Julia Phillips nutzt das Verschwinden der Kinder als loses Bindeglied zwischen den einzelnen Mädchen/Frauen/Kapiteln, die in der Summe ein Gesellschaftsbild zeichnen, das viele Probleme offenbart. Die Rolle der untergeordneten und abhängigen Frau, die immer irgendwem gefallen muss, die Vorurteile, der Rassismus, ebenso wie überholte/überrollte Lebensentwürfe. Die Tradition der Ureinwohner ist genauso Geschichte (Folklore) wie die Tradition der Russen, die als Militärmacht herrschten und sich nun mit den neuen Gegebenheiten irgendwie arrangieren müssen. Eine patriarchalische Gesellschaft im Umbruch, bei der Alkohol und (körperliche wie psychische) Gewalt keine geringe Rolle spielen.

Es ist ein atmosphärisches Bild, das hier gezeichnet wird, trist und düster zumeist, der Verfall ist allerorten spürbar. Dazu die zwangsläufige Resignation, die sich bei den vorgestellten Charakteren nahezu zwingend einstellt, weil Lebensträume in Kamtschatka einfach nicht gelebt werden können - zu eng ist das gesellschaftliche Korsett ohne wirkliche Alternativen zu bieten. Dabei ist das Bemühen Phillips erkennbar, möglichst alle relevanten Themen auszuschöpfen, was mir in der Summe jedoch stellenweise zu viel wurde - im Verlauf der Lektüre stellten sich bei mir doch einge Male Ermüdungserscheinungen ein.

Zugute halten muss man dem Roman allerdings neben den bereits genannten Besonderheiten, dass er in meinen Augen lückenlos konzipiert wurde, dass trotz der episodenhaften Erzählweise ein Zusammenhang erkennbar ist und dass er neben der Verortung des Geschehens im abgelegenen Kamtschatka doch auch Allgemeingütligkeiten aufweist. Das Ende ist offen und damit ein wenig unklar, doch bietet es allen Lesarten eine Antwort. Das mag tröstlich sein - oder auch nicht. Mehr darf/will ich hier nicht verraten...

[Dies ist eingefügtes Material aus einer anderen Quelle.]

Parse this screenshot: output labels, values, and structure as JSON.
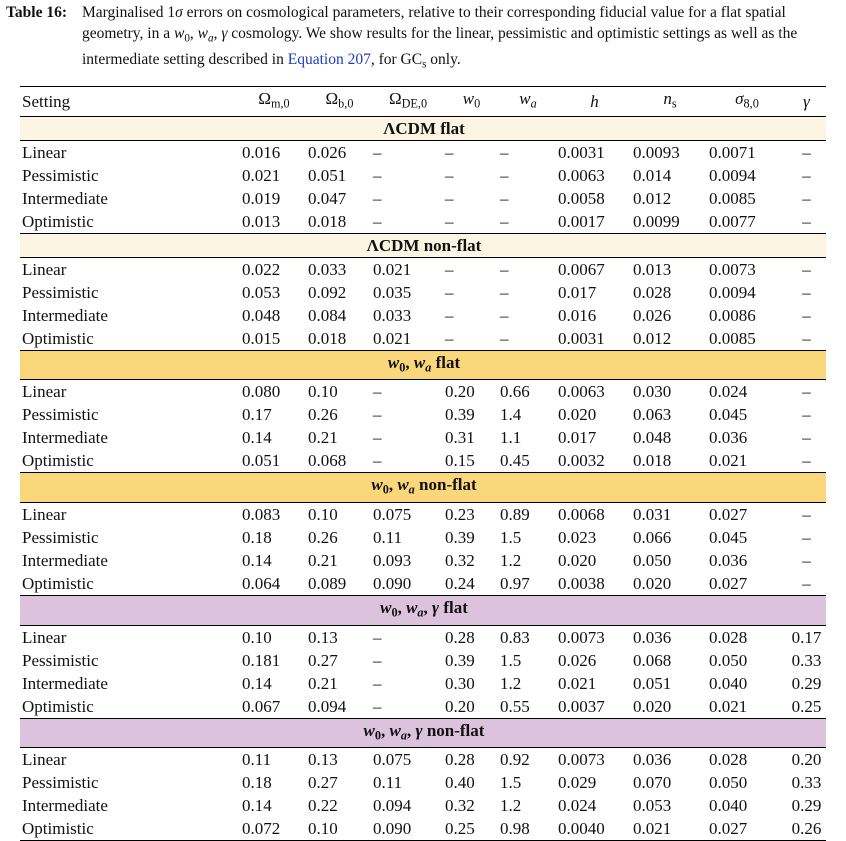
{
  "caption": {
    "label": "Table 16:",
    "segments": [
      {
        "text": "Marginalised 1"
      },
      {
        "text": "σ",
        "style": "italic"
      },
      {
        "text": " errors on cosmological parameters, relative to their corresponding fiducial value for a flat spatial geometry, in a "
      },
      {
        "text": "w",
        "style": "italic"
      },
      {
        "text": "0",
        "style": "sub"
      },
      {
        "text": ", "
      },
      {
        "text": "w",
        "style": "italic"
      },
      {
        "text": "a",
        "style": "sub-italic"
      },
      {
        "text": ", "
      },
      {
        "text": "γ",
        "style": "italic"
      },
      {
        "text": " cosmology. We show results for the linear, pessimistic and optimistic settings as well as the intermediate setting described in "
      },
      {
        "text": "Equation 207",
        "style": "link"
      },
      {
        "text": ", for GC"
      },
      {
        "text": "s",
        "style": "sub"
      },
      {
        "text": " only."
      }
    ]
  },
  "table": {
    "header": [
      [
        {
          "text": "Setting"
        }
      ],
      [
        {
          "text": "Ω"
        },
        {
          "text": "m,0",
          "style": "sub"
        }
      ],
      [
        {
          "text": "Ω"
        },
        {
          "text": "b,0",
          "style": "sub"
        }
      ],
      [
        {
          "text": "Ω"
        },
        {
          "text": "DE,0",
          "style": "sub"
        }
      ],
      [
        {
          "text": "w",
          "style": "italic"
        },
        {
          "text": "0",
          "style": "sub"
        }
      ],
      [
        {
          "text": "w",
          "style": "italic"
        },
        {
          "text": "a",
          "style": "sub-italic"
        }
      ],
      [
        {
          "text": "h",
          "style": "italic"
        }
      ],
      [
        {
          "text": "n",
          "style": "italic"
        },
        {
          "text": "s",
          "style": "sub"
        }
      ],
      [
        {
          "text": "σ",
          "style": "italic"
        },
        {
          "text": "8,0",
          "style": "sub"
        }
      ],
      [
        {
          "text": "γ",
          "style": "italic"
        }
      ]
    ],
    "sections": [
      {
        "color": "#fdf5e4",
        "title": [
          {
            "text": "ΛCDM flat"
          }
        ],
        "rows": [
          [
            "Linear",
            "0.016",
            "0.026",
            "–",
            "–",
            "–",
            "0.0031",
            "0.0093",
            "0.0071",
            "–"
          ],
          [
            "Pessimistic",
            "0.021",
            "0.051",
            "–",
            "–",
            "–",
            "0.0063",
            "0.014",
            "0.0094",
            "–"
          ],
          [
            "Intermediate",
            "0.019",
            "0.047",
            "–",
            "–",
            "–",
            "0.0058",
            "0.012",
            "0.0085",
            "–"
          ],
          [
            "Optimistic",
            "0.013",
            "0.018",
            "–",
            "–",
            "–",
            "0.0017",
            "0.0099",
            "0.0077",
            "–"
          ]
        ]
      },
      {
        "color": "#fdf5e4",
        "title": [
          {
            "text": "ΛCDM non-flat"
          }
        ],
        "rows": [
          [
            "Linear",
            "0.022",
            "0.033",
            "0.021",
            "–",
            "–",
            "0.0067",
            "0.013",
            "0.0073",
            "–"
          ],
          [
            "Pessimistic",
            "0.053",
            "0.092",
            "0.035",
            "–",
            "–",
            "0.017",
            "0.028",
            "0.0094",
            "–"
          ],
          [
            "Intermediate",
            "0.048",
            "0.084",
            "0.033",
            "–",
            "–",
            "0.016",
            "0.026",
            "0.0086",
            "–"
          ],
          [
            "Optimistic",
            "0.015",
            "0.018",
            "0.021",
            "–",
            "–",
            "0.0031",
            "0.012",
            "0.0085",
            "–"
          ]
        ]
      },
      {
        "color": "#fbd77b",
        "title": [
          {
            "text": "w",
            "style": "italic"
          },
          {
            "text": "0",
            "style": "sub"
          },
          {
            "text": ", "
          },
          {
            "text": "w",
            "style": "italic"
          },
          {
            "text": "a",
            "style": "sub-italic"
          },
          {
            "text": " flat"
          }
        ],
        "rows": [
          [
            "Linear",
            "0.080",
            "0.10",
            "–",
            "0.20",
            "0.66",
            "0.0063",
            "0.030",
            "0.024",
            "–"
          ],
          [
            "Pessimistic",
            "0.17",
            "0.26",
            "–",
            "0.39",
            "1.4",
            "0.020",
            "0.063",
            "0.045",
            "–"
          ],
          [
            "Intermediate",
            "0.14",
            "0.21",
            "–",
            "0.31",
            "1.1",
            "0.017",
            "0.048",
            "0.036",
            "–"
          ],
          [
            "Optimistic",
            "0.051",
            "0.068",
            "–",
            "0.15",
            "0.45",
            "0.0032",
            "0.018",
            "0.021",
            "–"
          ]
        ]
      },
      {
        "color": "#fbd77b",
        "title": [
          {
            "text": "w",
            "style": "italic"
          },
          {
            "text": "0",
            "style": "sub"
          },
          {
            "text": ", "
          },
          {
            "text": "w",
            "style": "italic"
          },
          {
            "text": "a",
            "style": "sub-italic"
          },
          {
            "text": " non-flat"
          }
        ],
        "rows": [
          [
            "Linear",
            "0.083",
            "0.10",
            "0.075",
            "0.23",
            "0.89",
            "0.0068",
            "0.031",
            "0.027",
            "–"
          ],
          [
            "Pessimistic",
            "0.18",
            "0.26",
            "0.11",
            "0.39",
            "1.5",
            "0.023",
            "0.066",
            "0.045",
            "–"
          ],
          [
            "Intermediate",
            "0.14",
            "0.21",
            "0.093",
            "0.32",
            "1.2",
            "0.020",
            "0.050",
            "0.036",
            "–"
          ],
          [
            "Optimistic",
            "0.064",
            "0.089",
            "0.090",
            "0.24",
            "0.97",
            "0.0038",
            "0.020",
            "0.027",
            "–"
          ]
        ]
      },
      {
        "color": "#dcc2dd",
        "title": [
          {
            "text": "w",
            "style": "italic"
          },
          {
            "text": "0",
            "style": "sub"
          },
          {
            "text": ", "
          },
          {
            "text": "w",
            "style": "italic"
          },
          {
            "text": "a",
            "style": "sub-italic"
          },
          {
            "text": ", "
          },
          {
            "text": "γ",
            "style": "italic"
          },
          {
            "text": " flat"
          }
        ],
        "rows": [
          [
            "Linear",
            "0.10",
            "0.13",
            "–",
            "0.28",
            "0.83",
            "0.0073",
            "0.036",
            "0.028",
            "0.17"
          ],
          [
            "Pessimistic",
            "0.181",
            "0.27",
            "–",
            "0.39",
            "1.5",
            "0.026",
            "0.068",
            "0.050",
            "0.33"
          ],
          [
            "Intermediate",
            "0.14",
            "0.21",
            "–",
            "0.30",
            "1.2",
            "0.021",
            "0.051",
            "0.040",
            "0.29"
          ],
          [
            "Optimistic",
            "0.067",
            "0.094",
            "–",
            "0.20",
            "0.55",
            "0.0037",
            "0.020",
            "0.021",
            "0.25"
          ]
        ]
      },
      {
        "color": "#dcc2dd",
        "title": [
          {
            "text": "w",
            "style": "italic"
          },
          {
            "text": "0",
            "style": "sub"
          },
          {
            "text": ", "
          },
          {
            "text": "w",
            "style": "italic"
          },
          {
            "text": "a",
            "style": "sub-italic"
          },
          {
            "text": ", "
          },
          {
            "text": "γ",
            "style": "italic"
          },
          {
            "text": " non-flat"
          }
        ],
        "rows": [
          [
            "Linear",
            "0.11",
            "0.13",
            "0.075",
            "0.28",
            "0.92",
            "0.0073",
            "0.036",
            "0.028",
            "0.20"
          ],
          [
            "Pessimistic",
            "0.18",
            "0.27",
            "0.11",
            "0.40",
            "1.5",
            "0.029",
            "0.070",
            "0.050",
            "0.33"
          ],
          [
            "Intermediate",
            "0.14",
            "0.22",
            "0.094",
            "0.32",
            "1.2",
            "0.024",
            "0.053",
            "0.040",
            "0.29"
          ],
          [
            "Optimistic",
            "0.072",
            "0.10",
            "0.090",
            "0.25",
            "0.98",
            "0.0040",
            "0.021",
            "0.027",
            "0.26"
          ]
        ]
      }
    ]
  }
}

Ich würde hier gerne 3,5 Sterne vergeben, da die langatmigen Passagen das Lesen doch ziemlich in die Länge zogen. Aufgrund der außergewöhnlichen Aspekte des Romans runde ich diese 3,5 Sterne letztendlich jedoch zu knappen 4 auf. In jedem Fall verspricht dieser Roman ein außergewöhnliches Leseerlebnis, das sich lohnt...


© Parden




















Julia Phillips, geboren 1988, lebt in Brooklyn, New York. ›Das Verschwinden der Erde‹ ist ihr erster Roman. Er stand auf der Shortlist des National Book Award 2019 und erscheint in 25 Ländern.



3 Kommentare:

  1. Schön, dass du jetzt weißt, wo Kamtschatka liegt. Vielleicht sollten nicht Amerikanerinnen darüber schreiben sondern Russinnen. Oder Tschuktschen, oder...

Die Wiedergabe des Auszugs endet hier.